Православная газета

Православная газета

Адрес редакции: 620086, г. Екатеринбург, ул. Репина, 6а
Почтовый адрес: 620014, г. Екатеринбург-14, а/я 184
Телефон/факс: (343) 278-96-43


Православная
газета
Екатеринбург

Русская Православная Церковь
Московский Патриархат

Главная → Номера → №15 (1008) → Священник Константин Корепанов: В центре внимания – человек

Священник Константин Корепанов: В центре внимания – человек

№15 (1008) / 15 апреля ‘19

Беседы с батюшкой

Окончание. Начало в №14 (1007) 2019 г.

– Если человек думает только о себе, то он все более вычленяет себя из общества, он живет сам по себе, в рамках личных интересов. И человеку этого мало, он захочет получать наслаждения, потому что так жить скучно. Он захочет получать наслаждения, и наслаждение будет связано с разрушением его собственного тела (что не так важно) и обязательно с использованием другого человека. То есть он не может быть в изоляции, никого не касаясь, – он всегда будет использовать другого человека: чей-то труд, кого-то он будет вербовать, использовать (для собственного удовольствия или еще для чего-то). Потому что он не может увидеть в другом человека! Он не может быть частью общества, он видит только себя, он зациклился на себе, для него другой человек станет вещью, которую он будет использовать для того, чтобы ему было хорошо и комфортно. Так это является человеком? Позвольте, почему один человек может использовать другого человека для каких-то своих целей? Получается, что человек только я, а тот – не человек?

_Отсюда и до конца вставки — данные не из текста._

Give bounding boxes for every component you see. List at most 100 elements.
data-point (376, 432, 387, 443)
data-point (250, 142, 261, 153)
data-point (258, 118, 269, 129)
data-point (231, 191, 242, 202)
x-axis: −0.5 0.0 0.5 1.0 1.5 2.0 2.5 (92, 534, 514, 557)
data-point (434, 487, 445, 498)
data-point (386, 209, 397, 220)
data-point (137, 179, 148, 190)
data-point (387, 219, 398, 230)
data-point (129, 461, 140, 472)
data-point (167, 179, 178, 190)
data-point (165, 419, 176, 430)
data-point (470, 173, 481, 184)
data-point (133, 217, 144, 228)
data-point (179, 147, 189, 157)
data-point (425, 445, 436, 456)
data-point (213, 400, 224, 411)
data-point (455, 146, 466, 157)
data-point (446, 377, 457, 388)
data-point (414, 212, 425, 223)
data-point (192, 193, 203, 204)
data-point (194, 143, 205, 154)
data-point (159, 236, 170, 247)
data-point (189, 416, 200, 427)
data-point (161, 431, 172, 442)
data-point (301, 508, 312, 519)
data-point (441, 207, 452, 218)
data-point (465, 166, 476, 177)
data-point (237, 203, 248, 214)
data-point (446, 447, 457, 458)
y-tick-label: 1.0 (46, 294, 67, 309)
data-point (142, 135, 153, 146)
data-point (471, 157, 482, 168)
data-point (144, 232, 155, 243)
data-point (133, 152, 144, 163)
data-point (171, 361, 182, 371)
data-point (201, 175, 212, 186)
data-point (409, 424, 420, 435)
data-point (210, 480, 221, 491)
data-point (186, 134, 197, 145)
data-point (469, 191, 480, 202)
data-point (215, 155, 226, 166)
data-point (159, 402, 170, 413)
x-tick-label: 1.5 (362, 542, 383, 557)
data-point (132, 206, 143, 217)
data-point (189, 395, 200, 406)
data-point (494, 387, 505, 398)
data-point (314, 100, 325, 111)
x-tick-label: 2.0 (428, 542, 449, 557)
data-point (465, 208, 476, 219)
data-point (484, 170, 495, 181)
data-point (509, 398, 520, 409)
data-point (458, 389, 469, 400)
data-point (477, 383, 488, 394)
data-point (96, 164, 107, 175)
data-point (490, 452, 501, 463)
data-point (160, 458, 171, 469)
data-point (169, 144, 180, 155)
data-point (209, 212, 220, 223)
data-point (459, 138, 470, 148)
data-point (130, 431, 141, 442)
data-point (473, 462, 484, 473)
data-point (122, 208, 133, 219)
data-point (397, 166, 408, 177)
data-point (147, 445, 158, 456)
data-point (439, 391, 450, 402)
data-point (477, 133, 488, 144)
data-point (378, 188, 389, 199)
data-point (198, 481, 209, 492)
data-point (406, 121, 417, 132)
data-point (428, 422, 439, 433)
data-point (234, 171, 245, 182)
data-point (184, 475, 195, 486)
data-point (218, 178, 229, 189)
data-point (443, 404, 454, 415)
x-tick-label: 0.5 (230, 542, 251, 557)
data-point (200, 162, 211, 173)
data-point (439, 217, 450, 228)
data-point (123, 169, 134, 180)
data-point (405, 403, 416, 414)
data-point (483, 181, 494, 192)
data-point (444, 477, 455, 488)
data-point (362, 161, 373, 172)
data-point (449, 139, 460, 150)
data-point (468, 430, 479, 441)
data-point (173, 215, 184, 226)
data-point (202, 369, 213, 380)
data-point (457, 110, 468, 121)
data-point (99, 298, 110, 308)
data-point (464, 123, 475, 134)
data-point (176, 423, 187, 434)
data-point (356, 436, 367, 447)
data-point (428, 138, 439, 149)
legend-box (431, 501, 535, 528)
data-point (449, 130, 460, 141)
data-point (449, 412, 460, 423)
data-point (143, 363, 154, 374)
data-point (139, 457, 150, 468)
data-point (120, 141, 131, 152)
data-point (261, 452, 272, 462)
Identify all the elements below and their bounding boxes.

Пока еще людям понятно, что это бесчеловечно. Если я не вижу в другом человека и не отношусь к нему как к человеку, то, стало быть, я теряю вслед за этим право называться человеком. Вот в конце концов к чему приводит эта ситуация, когда мы не видим в человеке человека, когда мы не способны жить для целого, для общего: для человечества, для народа, для государства, для семьи, для друзей. Только это делает меня человеком!

Даже если мы заглянем в какую-нибудь суперматериалистическую историю происхождения человека, в какой-нибудь суперматериалистический антропогенез, мы и там увидим (это написано в любой книге), что только формирование общества привело и к развитию особых способностей человека, и к формированию культуры. Потому что культура – это общественный продукт, а не творчество отдельного автора. Собственно, мы видим, к чему приводит культура, когда человек просто думает о самовыражении, никак не связывая себя с общественным заказом, с общественными ценностями, с ценностями общества.

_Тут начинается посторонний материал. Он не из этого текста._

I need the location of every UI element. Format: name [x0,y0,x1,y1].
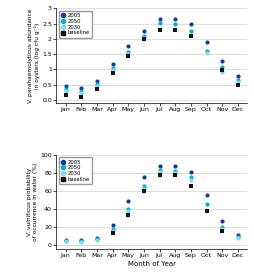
X-axis label: Month of Year: Month of Year [127,261,175,267]
Legend: 2005, 2050, 2030, baseline: 2005, 2050, 2030, baseline [58,157,92,184]
Legend: 2005, 2050, 2030, baseline: 2005, 2050, 2030, baseline [58,11,92,38]
Y-axis label: V. vulnificus probability
of occurrence in water (%): V. vulnificus probability of occurrence … [27,163,38,241]
Y-axis label: V. parahaemolyticus abundance
in oysters (log cfu g⁻¹): V. parahaemolyticus abundance in oysters… [28,8,40,103]
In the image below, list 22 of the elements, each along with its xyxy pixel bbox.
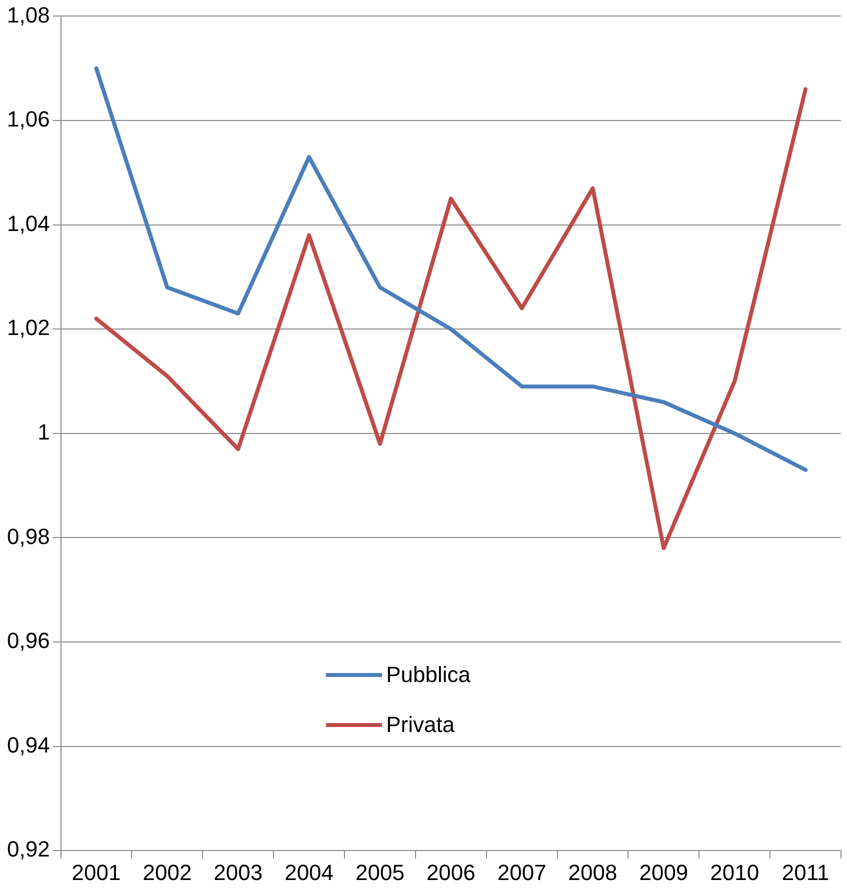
legend-label: Pubblica [386,662,470,688]
x-tick-label: 2009 [639,860,688,885]
y-tick-label: 1,08 [6,2,50,28]
x-tick-label: 2008 [568,860,618,885]
x-tick-label: 2001 [72,860,121,885]
x-tick-label: 2011 [782,860,830,885]
x-tick-label: 2002 [142,860,192,885]
y-tick-label: 1,04 [6,210,50,236]
x-tick-label: 2004 [284,860,334,885]
x-tick-label: 2003 [214,860,263,885]
x-tick-label: 2007 [497,860,546,885]
y-tick-label: 1 [38,419,50,444]
y-tick-label: 0,94 [6,732,50,758]
legend-label: Privata [386,712,455,738]
y-tick-label: 1,02 [6,315,50,340]
y-tick-label: 1,06 [6,106,50,132]
y-tick-label: 0,92 [6,836,50,862]
y-tick-label: 0,96 [6,628,50,654]
x-tick-label: 2006 [426,860,476,885]
x-tick-label: 2005 [356,860,404,885]
x-tick-label: 2010 [710,860,760,885]
y-tick-label: 0,98 [6,524,50,549]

И получается, таким образом, что на протяжении всей своей истории даже в материалистической концепции (даже если мы не берем христианскую или просто религиозную концепцию происхождения человека), даже с материалистической точки зрения человек – это такое существо, которое живет в социуме. Человек – существо общественное. Стало быть, он видит в другом человеке человека, относится к нему как к человеку. И, стало быть, способен сделать ему то, что он хотел бы, чтобы сделали ему (общее правило нравственности). А это значит, что я должен забыть о себе, если человек просит меня ему помочь.

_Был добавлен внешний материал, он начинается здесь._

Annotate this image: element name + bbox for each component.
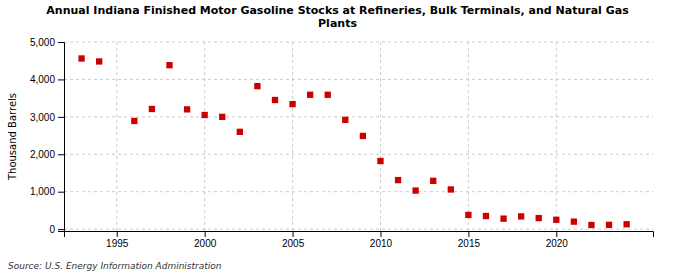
point	[184, 106, 190, 112]
x-tick: 1995	[106, 231, 129, 249]
x-tick-label: 2000	[194, 238, 217, 249]
x-tick-mark	[468, 231, 469, 237]
y-axis-line	[58, 43, 65, 232]
grid-line-y	[64, 79, 653, 80]
point	[412, 187, 418, 193]
point	[606, 222, 612, 228]
grid	[64, 42, 653, 231]
y-tick-label: 3,000	[30, 112, 55, 123]
x-tick-label: 2015	[458, 238, 481, 249]
y-tick: 4,000	[30, 74, 64, 85]
grid-line-x	[204, 42, 205, 231]
x-tick-mark	[556, 231, 557, 237]
point	[96, 58, 102, 64]
x-tick-mark	[117, 231, 118, 237]
grid-line-x	[556, 42, 557, 231]
point	[149, 106, 155, 112]
grid-line-x	[468, 42, 469, 231]
grid-line-y	[64, 154, 653, 155]
point	[307, 92, 313, 98]
y-tick: 2,000	[30, 149, 64, 160]
y-tick: 5,000	[30, 37, 64, 48]
y-tick-label: 4,000	[30, 74, 55, 85]
point	[536, 215, 542, 221]
title: Annual Indiana Finished Motor Gasoline S…	[46, 4, 629, 30]
x-tick-label: 2020	[546, 238, 569, 249]
x-tick-mark	[205, 231, 206, 237]
y-tick-label: 1,000	[30, 186, 55, 197]
point	[219, 114, 225, 120]
point	[395, 177, 401, 183]
y-tick-label: 2,000	[30, 149, 55, 160]
grid-line-y	[64, 116, 653, 117]
y-tick-label: 5,000	[30, 37, 55, 48]
point	[201, 112, 207, 118]
point	[254, 83, 260, 89]
point	[377, 158, 383, 164]
x-tick-label: 2005	[282, 238, 305, 249]
y-axis: 0 1,000 2,000 3,000 4,000 5,000	[30, 37, 65, 235]
grid-line-y	[64, 229, 653, 230]
x-tick-label: 1995	[106, 238, 129, 249]
y-tick: 3,000	[30, 112, 64, 123]
x-tick-mark	[380, 231, 381, 237]
point	[500, 215, 506, 221]
y-tick: 1,000	[30, 186, 64, 197]
point	[131, 118, 137, 124]
point	[360, 133, 366, 139]
y-tick-mark	[58, 192, 64, 193]
y-tick-mark	[58, 117, 64, 118]
y-tick-mark	[58, 79, 64, 80]
x-tick: 2020	[546, 231, 569, 249]
point	[483, 213, 489, 219]
point	[342, 117, 348, 123]
point	[272, 97, 278, 103]
y-axis-label: Thousand Barrels	[7, 93, 18, 181]
y-tick: 0	[49, 224, 64, 235]
grid-line-x	[380, 42, 381, 231]
grid-line-x	[292, 42, 293, 231]
grid-line-y	[64, 42, 653, 43]
point	[325, 92, 331, 98]
point	[465, 212, 471, 218]
x-axis: 1995 2000 2005 2010 2015 2020	[65, 231, 654, 249]
chart: 1995 2000 2005 2010 2015 2020 0 1,000 2,000 3,000…	[0, 0, 675, 275]
x-tick: 2015	[458, 231, 481, 249]
point	[448, 186, 454, 192]
point	[623, 221, 629, 227]
point	[588, 222, 594, 228]
x-tick-mark	[293, 231, 294, 237]
x-tick-label: 2010	[370, 238, 393, 249]
x-axis-line	[65, 232, 654, 238]
points	[78, 55, 629, 228]
point	[166, 62, 172, 68]
point	[518, 213, 524, 219]
point	[78, 55, 84, 61]
grid-line-y	[64, 191, 653, 192]
y-tick-mark	[58, 42, 64, 43]
grid-line-x	[116, 42, 117, 231]
y-tick-mark	[58, 229, 64, 230]
point	[237, 129, 243, 135]
point	[289, 101, 295, 107]
x-tick: 2005	[282, 231, 305, 249]
y-tick-mark	[58, 154, 64, 155]
point	[430, 178, 436, 184]
annotation: Source: U.S. Energy Information Administ…	[8, 261, 222, 271]
x-tick: 2010	[370, 231, 393, 249]
point	[571, 218, 577, 224]
point	[553, 217, 559, 223]
y-tick-label: 0	[49, 224, 55, 235]
x-tick: 2000	[194, 231, 217, 249]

Из Ваших слов я понял следующее: образование – это обучение и воспитание. В нашем случае воспитание уводят на задворки, оставляя по большому счету обучение каким-то навыкам, свойствам. Вы упомянули о воспитании, что человека воспитывает человек. Кто непосредственно влияет на создание человека, в конце концов?

– В моем докладе было сказано, что, вообще, ответственны за воспитание человека родители, учитель и священник. В современном обществе родители, к сожалению, не имеют общественной ответственности за воспитание ребенка. То есть воспитан он или не воспитан, у родителей никто спрашивать не будет, их никто не привлечет к ответственности. В отличие от учителя. Я не фантастические вещи говорю, а как это на самом деле бывает. Если человек совершил правонарушение, классный руководитель будет за это отвечать. Даже если это совершено в неучебное время, допустим, в летние каникулы, и классный руководитель был где-то далеко, все равно его вызовут – и он будет нести ответ, почему так получилось. И если как-то усмотрится его вина, то будет не уголовное, конечно, преследование и даже не административное, просто в школе на это будет обращено внимание – и взыскание учитель получит, потому что недоглядел за чужим ребенком.

Это, может быть, нелепо, но суть остается такой – учитель несет общественную ответственность за воспитание ребенка, потому что все спрашивают со школы, с семьи уже давно никто не спрашивает. О том, что ребенок воспитывается в семье и все выносит из семьи, говорят только учителя в кулуарах своих совещаний. Я как учитель с многолетним стажем (не работаю в школе только последний год, а до этого работал в школе) говорю, что именно так и происходит. Когда мы обсуждаем какую-то педагогическую проблему, скажем, поведение какого-то ребенка и как выйти из этой ситуации, то заканчивается все пожиманием плечами: «Что мы можем сделать, если все идет из семьи?». Это понимают только учителя. Общество спрашивает с учителей. Учителя, собственно, и поставлены обществом для того, чтобы воспитывать детей.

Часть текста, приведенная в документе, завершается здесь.